RATIONAL CHOICE PENEGAKAN HUKUM

Preferensi untuk membentuk pranata hukum baru yang bersifat ad hoc daripada mengoptimalkan utilitas lembaga yang telah ada merupakan salah satu refleksi dari politik hukum pemerintah saat ini dalam mengakomodasi aspirasi masyarakat tentang problematika penegakan hukum kontemporer. Tindakan semacam ini kerap kali dilakukan oleh Pemerintahan SBY. Pada awal periode jabatannya yang pertama, Presiden Yudhoyono pernah membentuk Timtastipikor berdasarkan Instruksi Presiden Nomor 5 Tahun 2004 yang merupakan bentuk implementasi dari janji kampanye pada Pemilu 2004 untuk memimpin secara langsung upaya pemberantasan korupsi di Indonesia. Selanjutnya, konflik terbuka antara KPK dengan institusi Polri, disikapinya dengan cara membentuk Tim Independen Verifikasi Fakta dan Proses Hukum Kasus Chanda M. Hamzah dan Bibit Samad Rianto atau yang lebih dikenal sebagai Tim Delapan melalui Keputusan Presiden Nomor 31 Tahun 2009, serta yang terakhir adalah pembentukan Tim Satuan Tugas Pemberantasan Mafia Hukum melalui Keputusan Presiden Nomor 37 Tahun 2009
Ketiga contoh fakta tersebut, secara analogis dapat disejajarkan antara bentuk politik penegakan hukum Presiden SBY ini dengan mazhab rational choice dalam ilmu politik yang melakukan simplifikasi radikal dengan mempergunakan model matematika guna menjelaskan dan menafsirkan gejala-gejala politik. Dalam mazhab aquo individu dipandang sebagai aktor terpenting dalam dunia politik.
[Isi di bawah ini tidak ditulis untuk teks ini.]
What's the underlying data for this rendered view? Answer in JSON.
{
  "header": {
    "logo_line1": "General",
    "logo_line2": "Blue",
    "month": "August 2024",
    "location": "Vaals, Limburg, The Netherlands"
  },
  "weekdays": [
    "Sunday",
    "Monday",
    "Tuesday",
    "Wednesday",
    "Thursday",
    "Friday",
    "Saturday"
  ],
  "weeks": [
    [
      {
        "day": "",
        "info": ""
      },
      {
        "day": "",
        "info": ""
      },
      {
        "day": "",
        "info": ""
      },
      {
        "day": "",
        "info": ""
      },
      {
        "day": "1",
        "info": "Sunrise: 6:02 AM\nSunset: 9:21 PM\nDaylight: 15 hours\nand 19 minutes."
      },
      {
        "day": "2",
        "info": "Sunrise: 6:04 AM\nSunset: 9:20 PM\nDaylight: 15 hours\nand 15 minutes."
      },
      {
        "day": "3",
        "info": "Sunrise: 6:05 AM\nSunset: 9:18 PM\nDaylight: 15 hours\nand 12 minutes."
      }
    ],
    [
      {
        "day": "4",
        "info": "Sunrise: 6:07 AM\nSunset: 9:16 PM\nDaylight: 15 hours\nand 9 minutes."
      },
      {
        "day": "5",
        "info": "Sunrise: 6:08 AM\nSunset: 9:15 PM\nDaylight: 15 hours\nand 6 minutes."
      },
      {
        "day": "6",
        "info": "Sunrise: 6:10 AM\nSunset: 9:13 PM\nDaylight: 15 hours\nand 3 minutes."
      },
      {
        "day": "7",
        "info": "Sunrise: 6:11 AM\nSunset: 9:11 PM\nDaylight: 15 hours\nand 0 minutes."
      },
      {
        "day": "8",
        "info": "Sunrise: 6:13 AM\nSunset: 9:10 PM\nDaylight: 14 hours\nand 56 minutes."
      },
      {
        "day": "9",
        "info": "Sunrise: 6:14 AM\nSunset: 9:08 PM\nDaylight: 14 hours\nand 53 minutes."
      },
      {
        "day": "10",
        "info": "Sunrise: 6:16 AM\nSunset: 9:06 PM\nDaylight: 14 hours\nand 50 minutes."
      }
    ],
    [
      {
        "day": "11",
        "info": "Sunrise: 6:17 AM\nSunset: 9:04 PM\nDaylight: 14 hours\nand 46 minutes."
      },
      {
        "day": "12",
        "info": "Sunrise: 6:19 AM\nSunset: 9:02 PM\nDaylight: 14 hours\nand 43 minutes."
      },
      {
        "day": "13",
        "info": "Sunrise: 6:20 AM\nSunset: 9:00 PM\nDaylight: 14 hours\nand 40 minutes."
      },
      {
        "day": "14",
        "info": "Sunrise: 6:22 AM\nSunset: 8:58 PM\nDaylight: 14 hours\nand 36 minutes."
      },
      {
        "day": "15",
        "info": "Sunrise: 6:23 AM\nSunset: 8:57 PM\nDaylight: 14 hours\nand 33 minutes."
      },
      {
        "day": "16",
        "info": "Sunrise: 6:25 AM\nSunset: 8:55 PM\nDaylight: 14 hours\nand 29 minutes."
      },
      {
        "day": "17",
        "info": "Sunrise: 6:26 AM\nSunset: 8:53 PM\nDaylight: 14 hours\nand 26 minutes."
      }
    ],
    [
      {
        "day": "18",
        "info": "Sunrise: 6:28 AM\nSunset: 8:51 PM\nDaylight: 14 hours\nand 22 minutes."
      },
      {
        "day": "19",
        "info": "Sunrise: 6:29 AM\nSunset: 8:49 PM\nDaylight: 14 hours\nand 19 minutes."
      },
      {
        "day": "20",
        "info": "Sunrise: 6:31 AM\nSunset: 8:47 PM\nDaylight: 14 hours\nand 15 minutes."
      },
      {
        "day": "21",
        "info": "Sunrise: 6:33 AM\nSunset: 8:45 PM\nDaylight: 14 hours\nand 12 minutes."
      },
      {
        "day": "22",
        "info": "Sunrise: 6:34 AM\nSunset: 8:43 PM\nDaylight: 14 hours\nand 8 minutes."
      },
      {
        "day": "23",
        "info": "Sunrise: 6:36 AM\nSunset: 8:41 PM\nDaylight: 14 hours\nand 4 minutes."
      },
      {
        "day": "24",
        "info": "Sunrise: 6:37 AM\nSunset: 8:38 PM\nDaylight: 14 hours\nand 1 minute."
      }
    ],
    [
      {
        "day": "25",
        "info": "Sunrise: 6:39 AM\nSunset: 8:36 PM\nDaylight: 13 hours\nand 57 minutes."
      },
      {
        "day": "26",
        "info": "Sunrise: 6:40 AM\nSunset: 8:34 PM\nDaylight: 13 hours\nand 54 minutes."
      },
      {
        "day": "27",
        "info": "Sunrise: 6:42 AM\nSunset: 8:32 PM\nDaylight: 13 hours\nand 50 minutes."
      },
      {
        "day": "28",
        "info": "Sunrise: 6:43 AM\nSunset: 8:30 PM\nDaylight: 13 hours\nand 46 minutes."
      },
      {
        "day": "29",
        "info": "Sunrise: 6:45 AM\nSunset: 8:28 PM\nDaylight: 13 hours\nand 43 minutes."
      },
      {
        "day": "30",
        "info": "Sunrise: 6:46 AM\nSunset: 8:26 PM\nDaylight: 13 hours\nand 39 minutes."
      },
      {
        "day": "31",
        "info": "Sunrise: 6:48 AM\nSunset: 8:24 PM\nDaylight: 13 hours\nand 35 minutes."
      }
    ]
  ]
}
Di dalam ilmu hukum, harus diakui bahwa pada dasarnya faktor individu memiliki peranan yang siginifikan di dalam suatu sistem penegakan hukum. Selengkap apapun substansi dari sebuah aturan, tidak akan berarti tanpa dukungan dari struktur hukum yang ideal dalam konteks kapasitas dan integritas yang tinggi, sehingga mampu untuk mendorong upaya penegakan hukum yang selama ini dirasakan kurang optimal. Akan tetapi hal ini sepatutnya dipahami pula secara komprehensif, yakni dengan mengkaji keterkaitan antara satu elemen dengan yang lain, serta hubungannya dengan berbagai faktor sebagai suatu sistem.
Problematika penegakan hukum bukanlah semata-mata persoalan yang dapat dikalkulasikan secara matematis, bukan pula permasalahan yang cukup diselesaikan dalam tatanan politis sebagai solusinya. Lebih kompleks daripada itu, penegakan hukum merupakan harmonisasi secara proporsional dan fundamental terhadap ketiga unsur kepastian, kemanfaatan dan keadilan yang harus senantiasa diperhatikan oleh kedua elemen substansi dan struktur hukum tadi. Pasal 1 ayat (3) UUD 1945 telah secara tegas menentukan bahwa Indonesia adalah Negara Hukum. Salah satu karakteristik dari sebuah negara hukum demokratis adalah terdapatnya pengaturan secara formal terhadap setiap otoritas publik yang dilakukan melalui perundang-undangan, baik secara atributif maupun delegatif. Selanjutnya Pasal 4 ayat (1) UUD 1945 telah pula memberikan kekuasaan kepada Presiden untuk menyelenggarakan pemerintahan menurut Undang-Undang Dasar. Amanat konsitusi tersebut hendaknya dipahami dan dikembangkan sebagai suatu kesatuan sistem hukum yang terdiri dari elemen struktural, substansial dan sosio-kultural, termasuk oleh Presiden dalam mengambil sikap politik penegakan hukum, khususnya tatkala membentuk berbagai pranata hukum baru yang masih belum jelas tugas pokok dan fungsi, serta landasan hukum formal pembentukannya.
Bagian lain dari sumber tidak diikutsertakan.